Monday, February 27, 2006

the moonlight ... or something said long ago

With regard to the acquisition of someone else's memory through the telling of tales--my great-Aunt's, for example--one of the questions , and many novelists (and myself) have over the decades been fascinated by, look at is the essence of whether either--the experienced memory, or the remembered telling--is even remembering at all. And the importance not only of what we remember, but what we choose to remember. It is the question of memory itself--whether a favorite song, or other cogent expression of experience--and whether it is simply a reenactment of the original event, or how the mind prefers to be comforted by the sameness of the telling--its created image of the tale, and the controlled response produced.

From a fictional perspective, years ago I accidentally picked up Breath, Eyes, Memory by Edwidge Danticat. The novel explores (more often succesfully than not) "" and the doubling of memory. Breath, was especially compelling in how it explored the doubling of language (in the fragmented English/French/Creole retelling of family history) and how that shapes memory--how the words and language used define the experience of remembering. While imperfect, it is also an exquisite exploration of how human pain is shared and even physically manifested through shared memory, as well as how language shapes what is understood and what is not in the stories that we tell each other. And while there is much that can also be said on what Danticat was trying to express with regard to female interactions and the trauma of what men do to women, that was less compelling for me than the novel's creative perspective and telling of family history.
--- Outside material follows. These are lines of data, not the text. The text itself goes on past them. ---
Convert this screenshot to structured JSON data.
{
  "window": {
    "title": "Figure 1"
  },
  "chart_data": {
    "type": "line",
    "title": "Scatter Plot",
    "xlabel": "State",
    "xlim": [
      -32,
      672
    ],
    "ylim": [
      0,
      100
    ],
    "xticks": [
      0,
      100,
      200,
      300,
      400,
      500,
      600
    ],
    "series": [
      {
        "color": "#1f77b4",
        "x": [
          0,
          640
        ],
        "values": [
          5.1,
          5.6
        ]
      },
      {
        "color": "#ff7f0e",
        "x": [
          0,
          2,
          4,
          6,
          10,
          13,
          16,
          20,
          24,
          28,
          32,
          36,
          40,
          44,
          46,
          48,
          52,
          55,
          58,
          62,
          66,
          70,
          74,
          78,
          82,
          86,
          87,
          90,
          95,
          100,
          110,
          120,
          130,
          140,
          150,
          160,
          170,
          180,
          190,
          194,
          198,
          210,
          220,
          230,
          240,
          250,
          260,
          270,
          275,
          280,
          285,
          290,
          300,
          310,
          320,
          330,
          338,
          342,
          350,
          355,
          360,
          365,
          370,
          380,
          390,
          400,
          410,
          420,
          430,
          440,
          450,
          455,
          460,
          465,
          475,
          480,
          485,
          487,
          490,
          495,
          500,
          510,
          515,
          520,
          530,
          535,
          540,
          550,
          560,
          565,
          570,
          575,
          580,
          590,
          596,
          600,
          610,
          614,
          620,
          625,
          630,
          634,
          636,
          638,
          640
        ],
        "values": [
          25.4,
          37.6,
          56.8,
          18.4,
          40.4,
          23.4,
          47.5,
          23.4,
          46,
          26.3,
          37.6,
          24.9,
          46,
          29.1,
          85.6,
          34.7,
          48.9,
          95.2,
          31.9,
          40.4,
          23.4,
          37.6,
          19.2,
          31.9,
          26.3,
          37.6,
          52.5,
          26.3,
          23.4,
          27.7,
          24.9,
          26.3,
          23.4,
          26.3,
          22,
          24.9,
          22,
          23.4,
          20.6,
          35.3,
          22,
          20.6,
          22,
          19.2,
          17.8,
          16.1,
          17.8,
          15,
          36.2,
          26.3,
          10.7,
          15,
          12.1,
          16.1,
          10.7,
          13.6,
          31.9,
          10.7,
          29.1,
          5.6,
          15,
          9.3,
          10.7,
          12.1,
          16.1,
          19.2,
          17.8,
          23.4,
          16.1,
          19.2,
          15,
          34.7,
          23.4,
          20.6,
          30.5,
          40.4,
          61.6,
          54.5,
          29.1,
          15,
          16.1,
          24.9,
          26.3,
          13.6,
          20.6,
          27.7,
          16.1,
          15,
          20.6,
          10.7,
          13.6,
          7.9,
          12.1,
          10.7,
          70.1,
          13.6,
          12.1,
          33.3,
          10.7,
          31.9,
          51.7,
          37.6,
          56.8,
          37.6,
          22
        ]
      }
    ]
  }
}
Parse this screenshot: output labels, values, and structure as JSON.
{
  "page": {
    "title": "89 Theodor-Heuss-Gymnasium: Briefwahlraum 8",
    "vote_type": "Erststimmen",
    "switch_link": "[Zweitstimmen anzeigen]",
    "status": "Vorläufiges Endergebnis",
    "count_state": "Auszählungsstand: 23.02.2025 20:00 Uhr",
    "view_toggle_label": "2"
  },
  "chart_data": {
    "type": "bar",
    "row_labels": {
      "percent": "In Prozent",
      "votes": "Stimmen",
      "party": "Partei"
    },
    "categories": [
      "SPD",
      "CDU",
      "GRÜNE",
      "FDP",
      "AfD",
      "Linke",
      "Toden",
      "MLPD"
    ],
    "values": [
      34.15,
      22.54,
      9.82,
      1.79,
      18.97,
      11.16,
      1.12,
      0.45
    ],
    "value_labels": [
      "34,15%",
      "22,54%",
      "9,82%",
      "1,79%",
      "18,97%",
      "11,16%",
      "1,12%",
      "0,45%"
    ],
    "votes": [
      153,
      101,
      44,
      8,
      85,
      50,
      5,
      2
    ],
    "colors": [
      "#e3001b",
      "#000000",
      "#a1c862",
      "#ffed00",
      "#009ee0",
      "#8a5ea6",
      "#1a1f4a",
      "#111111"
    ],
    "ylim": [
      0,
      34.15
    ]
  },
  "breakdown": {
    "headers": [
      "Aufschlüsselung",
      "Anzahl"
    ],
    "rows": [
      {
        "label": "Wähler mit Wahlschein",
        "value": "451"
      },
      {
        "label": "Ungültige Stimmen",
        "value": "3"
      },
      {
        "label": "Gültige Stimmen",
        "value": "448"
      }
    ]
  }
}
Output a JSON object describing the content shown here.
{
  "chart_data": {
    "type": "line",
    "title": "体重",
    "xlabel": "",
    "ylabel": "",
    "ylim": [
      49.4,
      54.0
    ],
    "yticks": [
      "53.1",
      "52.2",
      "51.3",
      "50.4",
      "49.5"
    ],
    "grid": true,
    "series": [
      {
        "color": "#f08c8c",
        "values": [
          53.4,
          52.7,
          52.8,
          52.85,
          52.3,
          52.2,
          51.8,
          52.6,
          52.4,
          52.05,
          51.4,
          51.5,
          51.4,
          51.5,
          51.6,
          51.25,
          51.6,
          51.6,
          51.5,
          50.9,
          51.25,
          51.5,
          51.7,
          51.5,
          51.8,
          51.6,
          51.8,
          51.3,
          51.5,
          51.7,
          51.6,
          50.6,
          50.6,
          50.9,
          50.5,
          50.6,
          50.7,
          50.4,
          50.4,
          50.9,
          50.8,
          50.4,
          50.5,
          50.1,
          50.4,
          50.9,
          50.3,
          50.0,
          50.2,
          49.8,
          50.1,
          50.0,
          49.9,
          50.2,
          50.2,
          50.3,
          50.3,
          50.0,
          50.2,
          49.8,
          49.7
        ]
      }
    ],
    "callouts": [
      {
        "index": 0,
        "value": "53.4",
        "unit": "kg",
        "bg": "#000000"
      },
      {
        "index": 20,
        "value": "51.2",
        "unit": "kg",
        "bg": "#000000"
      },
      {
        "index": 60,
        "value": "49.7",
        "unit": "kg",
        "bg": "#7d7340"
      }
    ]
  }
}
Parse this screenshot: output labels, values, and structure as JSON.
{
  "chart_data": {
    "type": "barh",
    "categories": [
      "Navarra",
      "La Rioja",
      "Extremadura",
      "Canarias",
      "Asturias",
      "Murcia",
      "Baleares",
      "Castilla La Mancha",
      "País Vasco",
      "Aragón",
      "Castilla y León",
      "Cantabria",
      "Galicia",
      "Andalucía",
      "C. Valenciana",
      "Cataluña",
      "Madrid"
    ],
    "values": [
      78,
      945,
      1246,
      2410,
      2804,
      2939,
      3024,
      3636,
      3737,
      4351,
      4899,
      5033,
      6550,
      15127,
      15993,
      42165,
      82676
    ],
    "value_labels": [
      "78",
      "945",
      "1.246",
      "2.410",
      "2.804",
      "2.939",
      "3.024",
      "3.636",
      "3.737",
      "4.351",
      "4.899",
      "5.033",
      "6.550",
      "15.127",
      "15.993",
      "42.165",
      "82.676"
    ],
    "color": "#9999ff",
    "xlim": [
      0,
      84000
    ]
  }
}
Helen Weinzweig’s novel asks similar questions, though she looks inward, at the places many of us live in our own minds, and the human need to find meaning in our physical life and our (often mistaken and possibly entirely invented) memory as part of the way people seek healing. Weinzweig's protagonist is even more appealing to me because she is completely unreliable. While we are always at the mercy of the novelist in the stories we read, it is generally a given that when we sink into our chair with a book, the place we are being taken is "real." In Basic Black, however, because the main character is uncertain in her memory, we are entirely at the mercy (as is she) of the reliability of the people she encounters. We learn about her and her memory as she does, by what she is told (about herself and her lover) through the memories and stories of strangers. Many readers recoil from this type of uncertain account, as we would if we were listening to someone who we were unsure was being honest. But, Weinzweig is quite accomplished at playing at the basic human need to hear stories that tell them about themselves, either to reinforce or newly invent, and she is quick to show us that there are only certain stories that the narrator is accepting and, in turn, letting us know about, in order to gain what she seeks--through chosen memory.